Making Sense of the Emotions of the Ancient Worshippers

Universität Erfurt, 6-8 May 2022

Call for Papers (Online Conference):

Over the last thirty years, a sensory turn is observed that has affected Classics and its cognate disciplines. This online conference, hosted by the University of Erfurt, will provide an intellectual platform for a new in-depth approach on the application of the sensory methodology into the emotional experiences of the mystery cults. While mystery cults have been studied by diverse methodological frameworks, there has not been a dedicated conference, workshop, or volume on the investigation of the sensory experience of initiatory rituals (e.g., procession, singing of hymns, ecstatic dances, water-cleansing, sacrificial rituals) in eliciting various emotions in the ancient worshippers who participated in specific mystery cults. The term “Multi-Sensory Experience” serves as a guiding principle and thread that invites the modern researcher to consider and reflect on the multiple senses through which the ancient worshipper could experience a mystery cult. For the ancient Greek and Roman worshippers, just as it is for us, religion was a multi-sensory experience. This conference, therefore, aims to delve into certain aspects of the ancient mystery cults and investigate the emotional impact of these rituals through the new sensory methodology: how the basic somatic senses (e.g., sight, hearing, smell, taste and touch) of the ancient people affected their emotions as a result of their participation in the ancient mysteries? Contributions are invited on, but not restricted to, the following themes:

I. The Emotional Impact of Music and Sound: The Sense of Hearing

-To what extent the various sounds (e.g., the hearing of a sacred hymn, the participation in ecstatic dances) could affect the emotional experience of the ancient worshipper?

II. From Seeing to Knowing: The Sense of Sight

- What impact would an image (e.g., the sight of a sacred landscape, building, statue wall painting or sacred object) have had on the emotional states of the participants of the ancient mysteries?

III. The Sensory Experience of Smell during a Mystery Initiation

-How the smell of a physical aroma (e.g., a flower, a plant) or an artificial aroma (e.g., incense, a perfume) could elicit various emotions in the ancient individual during a particular ritual?

IV. The Sensory Experience of Taste and Embodied Experience

-What types of food or wine could affect the emotional experience of the participants in particular mystery cults?

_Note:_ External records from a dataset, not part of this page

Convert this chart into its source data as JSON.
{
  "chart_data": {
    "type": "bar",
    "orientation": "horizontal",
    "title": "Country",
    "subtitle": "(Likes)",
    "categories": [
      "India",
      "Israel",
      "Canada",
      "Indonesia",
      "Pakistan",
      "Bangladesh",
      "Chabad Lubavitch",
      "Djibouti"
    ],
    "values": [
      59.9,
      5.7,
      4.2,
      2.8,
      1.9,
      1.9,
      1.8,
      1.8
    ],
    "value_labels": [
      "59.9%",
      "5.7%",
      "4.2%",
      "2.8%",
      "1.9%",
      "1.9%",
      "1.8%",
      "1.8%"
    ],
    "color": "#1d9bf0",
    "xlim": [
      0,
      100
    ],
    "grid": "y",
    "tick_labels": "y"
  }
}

Are there any medicinal plants in the ancient evidence that could affect the emotions of the ancient worshippers?

V. Touching Sacred Objects: The Sense of Contact with the Divine

-How the touching of a sacred object (e.g., from the touching of a statue to the carrying of sacred objects during a procession or sacrificial rituals) affected the emotions of the ancient worshipper(s)?

VI. The Sensory Experience of Water in the Initiations of the Mysteries

-To what extent the sensorial effect of water (e.g., from bathing, cleansing, hearing the water-sound) could influence certain emotions (e.g., from fear to calmness, happiness, hope) in the ancient initiates?

Paper proposals, no longer than 400 words in length for a paper between 25 to 30 minutes, should be sent to the organizers by January 15, 2022.

Organizers: Aikaterini-Iliana Rassia (aikaterini-iliana.rassia@kcl.ac.uk) &

Katharina Waldner (katharina.waldner@uni-erfurt.de)

The papers of the conference are planned to be published under Brill.